Taken during the July 26-27 meeting, the minutes detailed policy makers' differing views of the US economic outlook as they decided to leave a key interest rate untouched at 0.25-0.5 per cent.
But the minutes showed that inflation - which has stubbornly stuck well below the Federal Open Market Committee's two-percent target - was foremost in their minds.
The FOMC remained divided on the near-term danger of inflation, as it was in its June meeting, with some seeing little threat but others worried that there could be a sudden upward push on prices as the labour market continues to tighten.
The continuing fall in unemployment was not a plausible cause for worry, according to most members.
"Most also saw relatively low risk that a further gradual strengthening of the labor market would generate an unwanted increase in inflationary pressures," the minutes said.
Yet other members viewed labor markets as being at or close to maximum employment and expected inflation to rise.
They felt "another increase in the federal funds rate was or would soon be warranted," according to the minutes.
With the FOMC still divided, the minutes did not appear to suggest that an increase in rates was any more likely when members meet on September 20-21.
"Market expectations for a rate hike in September are still low, and this committee tends to be cautious," said Sara Johnson and Ozlem Yaylaci, economists at IHS Markit.
In a client note, they said they expected a hike to come at the committee's December meeting, when data on trends and labor market strength could be more persuasive.
The Federal Reserve ended 2015 by raising the key target federal funds rate for the first time in nearly a decade.
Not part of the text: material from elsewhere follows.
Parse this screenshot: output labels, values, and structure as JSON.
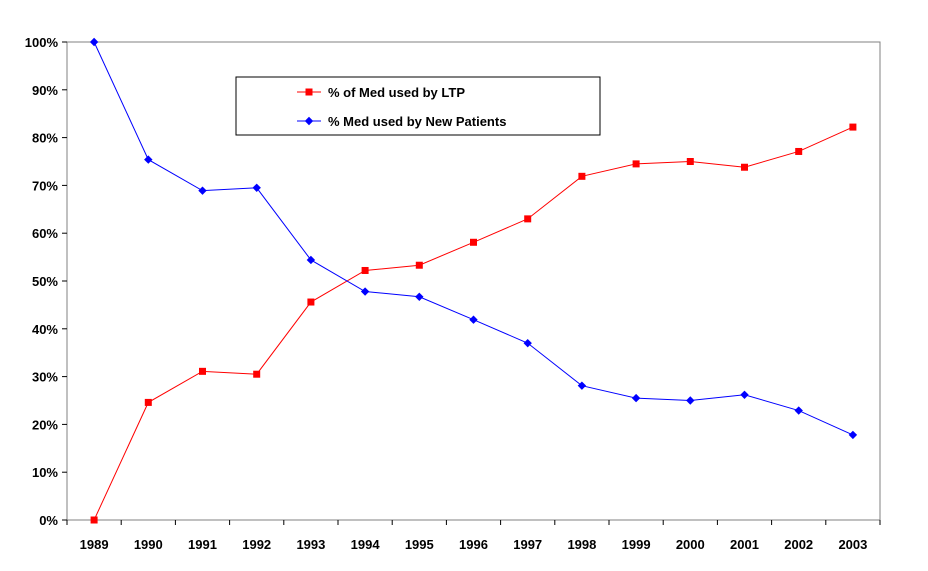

But policy makers have repeatedly put off subsequent hikes planned for 2016 as domestic and global economic conditions created cause for worry.
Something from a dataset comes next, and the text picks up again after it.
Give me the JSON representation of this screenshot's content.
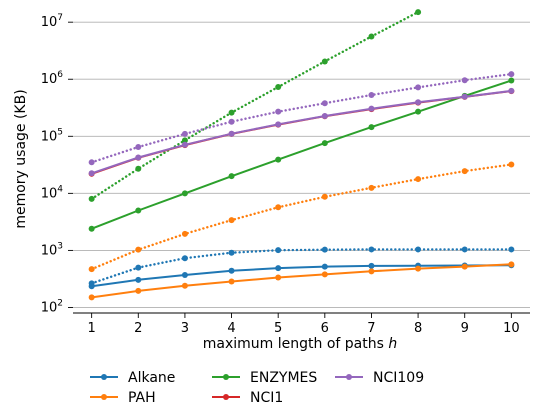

The possible dangers from the June Brexit vote was not entirely to be forgotten, according to the minutes, with FOMC members saying it added "significant uncertainty to the medium- to longer-term outlook for foreign economies."
Wall Street greeted the news with an effective shrug, with the Dow Jones Industrial Average up less than 0.1 per cent at 18,567.46, the S&P 500 in similar territory at 2,180.98 and the Nasdaq down less than 0.1 per cent at 5,225.73 at about 1930 GMT.
The US dollar was also flat on currency markets, with the euro at US$1.1282 and the pound at US$1.3041.